No, it’s not a good start. He’s being provocative of course, which I like. But it seems like a bad qualification for someone trying to talk religion round to opening itself up for prodding and poking. Persistent comparisons to mindless parasites seems like a recipe for a witch-hunt rather than a debate. But, the “meme” meme has a strong hold on the neo-Darwinians, extending as it does their remit past biology into the whole human sphere. I haven’t formulated my problems with “memes” yet, but so far they seem weirdly… is “essentialist” the terrible academic word that fits in here? Maybe I should slip a quick “reify” in? I’m not sure.

He spends a disappointingly short amount of time on prehistory, although this makes some sense in that his main objection seems to be to organized religion and the whole package of crap that the Neolithic kicked off and which the Religions of the Book consolidated. My own interests made his comments on prehistory and the anthropology of foraging cultures stand out to me, but they’re certainly revealing.
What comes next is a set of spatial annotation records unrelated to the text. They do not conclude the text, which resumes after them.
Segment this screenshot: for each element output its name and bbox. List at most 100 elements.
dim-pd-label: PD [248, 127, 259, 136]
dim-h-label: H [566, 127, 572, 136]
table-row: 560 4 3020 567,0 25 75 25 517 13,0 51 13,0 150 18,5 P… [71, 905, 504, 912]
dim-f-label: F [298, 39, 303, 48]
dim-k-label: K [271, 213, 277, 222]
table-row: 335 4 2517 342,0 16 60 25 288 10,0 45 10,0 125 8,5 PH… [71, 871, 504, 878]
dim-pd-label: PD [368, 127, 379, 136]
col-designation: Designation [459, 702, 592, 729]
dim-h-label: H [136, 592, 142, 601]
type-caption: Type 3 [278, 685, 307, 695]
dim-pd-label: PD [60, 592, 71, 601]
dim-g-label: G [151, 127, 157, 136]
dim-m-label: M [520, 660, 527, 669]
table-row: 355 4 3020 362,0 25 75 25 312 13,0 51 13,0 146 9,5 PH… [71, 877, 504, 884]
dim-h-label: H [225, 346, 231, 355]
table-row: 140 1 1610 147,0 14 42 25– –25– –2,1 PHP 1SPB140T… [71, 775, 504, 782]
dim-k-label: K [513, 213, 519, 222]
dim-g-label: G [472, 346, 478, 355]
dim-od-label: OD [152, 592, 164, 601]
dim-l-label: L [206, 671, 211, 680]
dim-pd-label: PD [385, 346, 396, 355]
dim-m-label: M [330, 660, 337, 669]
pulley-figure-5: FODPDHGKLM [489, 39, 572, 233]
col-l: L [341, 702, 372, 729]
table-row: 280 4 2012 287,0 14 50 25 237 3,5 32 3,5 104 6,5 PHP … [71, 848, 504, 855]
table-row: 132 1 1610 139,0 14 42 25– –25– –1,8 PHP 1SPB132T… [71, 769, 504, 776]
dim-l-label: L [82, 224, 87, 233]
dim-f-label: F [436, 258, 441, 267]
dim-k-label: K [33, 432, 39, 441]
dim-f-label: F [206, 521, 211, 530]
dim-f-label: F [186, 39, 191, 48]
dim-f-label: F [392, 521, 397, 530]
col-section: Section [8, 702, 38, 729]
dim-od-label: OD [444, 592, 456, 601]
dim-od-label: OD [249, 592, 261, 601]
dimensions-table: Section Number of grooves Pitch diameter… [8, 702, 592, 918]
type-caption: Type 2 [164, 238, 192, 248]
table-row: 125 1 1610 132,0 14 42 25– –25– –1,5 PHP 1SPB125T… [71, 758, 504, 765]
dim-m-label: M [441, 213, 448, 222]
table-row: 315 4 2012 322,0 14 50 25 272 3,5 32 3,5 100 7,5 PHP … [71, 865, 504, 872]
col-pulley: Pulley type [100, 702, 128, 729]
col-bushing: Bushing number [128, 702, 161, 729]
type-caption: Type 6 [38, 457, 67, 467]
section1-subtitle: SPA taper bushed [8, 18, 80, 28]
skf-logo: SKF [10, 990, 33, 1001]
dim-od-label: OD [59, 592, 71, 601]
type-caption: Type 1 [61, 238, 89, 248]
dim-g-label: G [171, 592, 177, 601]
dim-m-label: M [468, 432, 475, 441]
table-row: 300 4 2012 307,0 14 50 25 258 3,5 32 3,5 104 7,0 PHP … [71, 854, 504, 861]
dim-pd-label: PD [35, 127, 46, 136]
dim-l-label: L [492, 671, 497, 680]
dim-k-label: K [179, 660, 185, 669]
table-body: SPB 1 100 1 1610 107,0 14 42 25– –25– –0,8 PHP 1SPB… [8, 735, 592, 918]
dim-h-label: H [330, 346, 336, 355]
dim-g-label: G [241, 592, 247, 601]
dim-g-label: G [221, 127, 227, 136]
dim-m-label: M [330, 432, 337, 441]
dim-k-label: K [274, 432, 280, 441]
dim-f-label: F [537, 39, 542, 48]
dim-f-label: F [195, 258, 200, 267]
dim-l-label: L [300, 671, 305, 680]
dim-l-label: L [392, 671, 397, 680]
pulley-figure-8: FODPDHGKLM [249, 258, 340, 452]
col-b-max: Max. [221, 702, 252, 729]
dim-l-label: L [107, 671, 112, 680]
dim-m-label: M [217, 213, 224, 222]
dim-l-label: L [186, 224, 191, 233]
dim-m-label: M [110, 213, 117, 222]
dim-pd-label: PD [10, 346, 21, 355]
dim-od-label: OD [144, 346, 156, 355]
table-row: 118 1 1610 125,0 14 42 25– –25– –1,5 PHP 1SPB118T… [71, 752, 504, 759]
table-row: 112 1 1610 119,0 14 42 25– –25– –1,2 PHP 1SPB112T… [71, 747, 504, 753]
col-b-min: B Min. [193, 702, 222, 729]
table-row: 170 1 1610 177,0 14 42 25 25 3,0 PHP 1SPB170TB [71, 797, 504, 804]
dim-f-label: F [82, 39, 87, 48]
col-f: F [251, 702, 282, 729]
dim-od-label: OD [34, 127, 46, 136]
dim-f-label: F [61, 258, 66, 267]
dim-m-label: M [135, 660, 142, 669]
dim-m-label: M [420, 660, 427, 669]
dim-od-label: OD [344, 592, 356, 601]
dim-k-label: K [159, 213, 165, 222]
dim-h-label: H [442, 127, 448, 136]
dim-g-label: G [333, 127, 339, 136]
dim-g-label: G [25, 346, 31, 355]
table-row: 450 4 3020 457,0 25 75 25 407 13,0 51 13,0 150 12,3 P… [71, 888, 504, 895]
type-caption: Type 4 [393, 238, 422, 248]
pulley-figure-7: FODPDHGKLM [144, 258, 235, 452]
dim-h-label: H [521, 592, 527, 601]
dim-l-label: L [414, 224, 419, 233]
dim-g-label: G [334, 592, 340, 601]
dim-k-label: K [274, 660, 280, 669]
In discussing the fact that in a certain sense popular knowledge of science relies on the same thing as tribal religious knowledge (receiving it from “the experts”), he notes that “it happens that their experts have got it wrong”. The attached endnote is one of those little outbursts that again reveal Dennett as singularly unqualified for the supposedly scientific position he puts himself in:

I should emphasize this, to keep well-meaning but misguided multiculturalists at bay: the theoretical entities in which these tribal people frankly believe—the gods and other spirits—don’t exist. These people are mistaken, and you know it as well as I do.

Hehehe. Can you hear that tone? The parent refusing to believe or go along with the child’s game she had going with the fairies in the garden. “You know these things don’t exist, don’t tell me they do!” What a dull reinforcement of neo-Darwinian stereotypes. Newton’s still snoring loudly…

The most interesting part of the book is near the end, where he proposes that, in the spirit of establishing fair ground rules for the scientific study of religion, religions should agree to come up with an induction course for would-be scientific students of their faith. Dennett points to the early errors in social studies that turned the eye of anthropology on science itself, where certain aspects of lab life were misinterpreted because of the lack of familiarity with the complexities of lab culture. He admirably highlights how this applies to studying religion, too, and proposes this “induction course” idea. I imagine most mainstream religions will be unable to supply anything in their induction for scientists that will change their minds; these guys long lost the knack of doing anything but moulding impressionable minds. Functioning visionary religious traditions, however—certain Sufi sects, esoteric schools of tantra, aboriginal shamanic traditions, ayahuasca churches—might be able to wake a few out of Single Vision, and hopefully let them proceed in their studies with a more sophisticated, multi-levelled eye for their subject.

“Ah,” they would say, “we won’t submit in the induction to anything that might risk our mental health.” And there’s the rub; exactly why they will never understand the origins of religion (but not for the reasons they think).